Monday, August 4, 2014

Peace

I was outside yesterday, rushing around, getting a few things done before Liam woke up from his nap.  As soon as I started the second paint coat on our letters for our adventure wall, the monitor beeped.  Sean and I both knew that he didn't get enough sleep and we didn't get enough done in that time.  So, I sprinted inside and up the stairs, which made my heart race and made me quite out of breath.  And when I got there, the little guy was sitting up in bed, crying for mama.  I pictured myself more as a mommy, but mama has grown on me.  I crawled into be with him, asked if he wanted to cuddle with mama and he curled into me.  At that moment, I took a minute to realize what I felt.

My body was covered with a rush, a rush that I had to slow down and absorb.  After a few seconds of trying to figure out what was going on, I felt it, peace.  I felt a sense of peace over me from head to toe.  My head was in the moment and my heart was settled.  And it felt so good.  It felt so good to have that moment with Liam, the moment of peace.  I mean, anyone that knows Liam, knows those moments don't exist that often.  But he fell back asleep in my arms and instead of sneaking out right away to get back to some chores, I decided to stay.  I closed my eyes and smiled.  I looked at what I have and where I am in life.  And it felt good to be me, it felt good to be at peace with everything I was doing.  I did decide to sneak away, I knew Sean needed help with a few things.
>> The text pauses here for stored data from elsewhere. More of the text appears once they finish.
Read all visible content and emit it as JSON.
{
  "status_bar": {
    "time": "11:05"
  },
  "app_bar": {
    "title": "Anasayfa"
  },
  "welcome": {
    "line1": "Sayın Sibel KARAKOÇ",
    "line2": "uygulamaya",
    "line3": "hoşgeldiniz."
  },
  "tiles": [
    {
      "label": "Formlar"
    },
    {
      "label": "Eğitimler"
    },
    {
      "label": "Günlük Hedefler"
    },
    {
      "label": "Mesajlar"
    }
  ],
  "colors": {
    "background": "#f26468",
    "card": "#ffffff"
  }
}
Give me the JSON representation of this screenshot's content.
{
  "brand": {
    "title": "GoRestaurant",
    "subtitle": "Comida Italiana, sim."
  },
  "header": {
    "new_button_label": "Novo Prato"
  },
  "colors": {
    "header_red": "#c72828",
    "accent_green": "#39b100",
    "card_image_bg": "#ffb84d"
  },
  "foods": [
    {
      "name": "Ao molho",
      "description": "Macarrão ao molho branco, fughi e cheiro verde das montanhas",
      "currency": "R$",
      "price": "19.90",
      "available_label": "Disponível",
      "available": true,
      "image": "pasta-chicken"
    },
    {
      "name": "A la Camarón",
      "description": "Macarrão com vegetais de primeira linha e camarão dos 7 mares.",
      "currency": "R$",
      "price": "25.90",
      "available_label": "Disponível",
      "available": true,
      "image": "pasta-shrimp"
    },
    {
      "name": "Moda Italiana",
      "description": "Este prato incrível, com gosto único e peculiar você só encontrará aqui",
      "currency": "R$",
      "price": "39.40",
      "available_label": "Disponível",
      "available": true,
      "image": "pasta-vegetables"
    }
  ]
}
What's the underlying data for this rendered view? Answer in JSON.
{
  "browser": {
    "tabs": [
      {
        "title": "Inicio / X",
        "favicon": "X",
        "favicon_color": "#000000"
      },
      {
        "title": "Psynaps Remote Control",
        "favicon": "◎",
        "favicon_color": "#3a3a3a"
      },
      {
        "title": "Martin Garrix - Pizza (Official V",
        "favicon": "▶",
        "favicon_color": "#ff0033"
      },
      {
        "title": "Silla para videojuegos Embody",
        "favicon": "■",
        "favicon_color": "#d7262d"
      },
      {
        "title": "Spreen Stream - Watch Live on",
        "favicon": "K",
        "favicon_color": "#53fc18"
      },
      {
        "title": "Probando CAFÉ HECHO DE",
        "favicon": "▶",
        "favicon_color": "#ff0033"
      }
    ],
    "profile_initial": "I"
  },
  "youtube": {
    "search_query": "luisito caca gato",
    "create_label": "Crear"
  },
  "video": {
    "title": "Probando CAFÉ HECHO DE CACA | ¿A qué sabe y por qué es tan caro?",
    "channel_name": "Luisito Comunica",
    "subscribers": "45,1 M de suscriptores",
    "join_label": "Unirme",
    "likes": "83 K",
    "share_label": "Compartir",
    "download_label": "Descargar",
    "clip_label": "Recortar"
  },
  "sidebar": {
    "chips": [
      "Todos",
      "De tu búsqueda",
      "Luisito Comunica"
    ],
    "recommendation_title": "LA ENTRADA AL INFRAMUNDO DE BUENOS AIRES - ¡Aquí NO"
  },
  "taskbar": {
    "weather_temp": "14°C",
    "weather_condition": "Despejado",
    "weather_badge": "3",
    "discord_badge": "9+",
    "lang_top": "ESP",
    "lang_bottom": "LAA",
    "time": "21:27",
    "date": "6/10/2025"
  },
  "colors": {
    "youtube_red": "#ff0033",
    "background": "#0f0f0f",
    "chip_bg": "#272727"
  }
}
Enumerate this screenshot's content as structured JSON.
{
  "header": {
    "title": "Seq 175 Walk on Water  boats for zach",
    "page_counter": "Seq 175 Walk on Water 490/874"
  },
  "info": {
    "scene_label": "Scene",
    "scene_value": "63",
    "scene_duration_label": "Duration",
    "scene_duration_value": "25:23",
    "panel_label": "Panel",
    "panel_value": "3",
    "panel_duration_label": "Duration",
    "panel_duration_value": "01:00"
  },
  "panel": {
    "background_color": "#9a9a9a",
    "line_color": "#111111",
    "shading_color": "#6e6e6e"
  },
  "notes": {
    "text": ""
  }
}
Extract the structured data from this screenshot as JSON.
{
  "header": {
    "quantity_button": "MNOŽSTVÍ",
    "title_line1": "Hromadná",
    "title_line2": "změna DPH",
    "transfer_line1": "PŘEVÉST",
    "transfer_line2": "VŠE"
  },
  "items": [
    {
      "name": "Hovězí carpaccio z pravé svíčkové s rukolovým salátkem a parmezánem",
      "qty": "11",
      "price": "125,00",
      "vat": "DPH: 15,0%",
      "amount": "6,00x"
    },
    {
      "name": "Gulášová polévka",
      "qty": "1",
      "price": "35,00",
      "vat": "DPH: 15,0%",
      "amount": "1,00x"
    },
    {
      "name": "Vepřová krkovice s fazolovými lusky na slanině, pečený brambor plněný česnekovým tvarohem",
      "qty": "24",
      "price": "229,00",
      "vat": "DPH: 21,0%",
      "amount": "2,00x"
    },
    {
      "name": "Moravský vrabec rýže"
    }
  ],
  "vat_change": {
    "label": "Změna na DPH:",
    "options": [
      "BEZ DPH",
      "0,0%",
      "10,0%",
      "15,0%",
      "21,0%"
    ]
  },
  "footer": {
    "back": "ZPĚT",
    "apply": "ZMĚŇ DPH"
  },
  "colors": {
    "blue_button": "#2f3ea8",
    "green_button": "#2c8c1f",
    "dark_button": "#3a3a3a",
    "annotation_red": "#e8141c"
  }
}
I found Sean and hugged him and told him everything that happened, another feeling to know our move was right and this is where we belong.

We concluded the day playing in Bear Creek at a swimming hole we found about 10 minutes from our house.  It was a wonderful day to play in the water.  Liam got to throw rocks in the creek and bang up his knees a bit.  He had a blast and those little moments are just another example of the peace I feel, when being outside, with my family.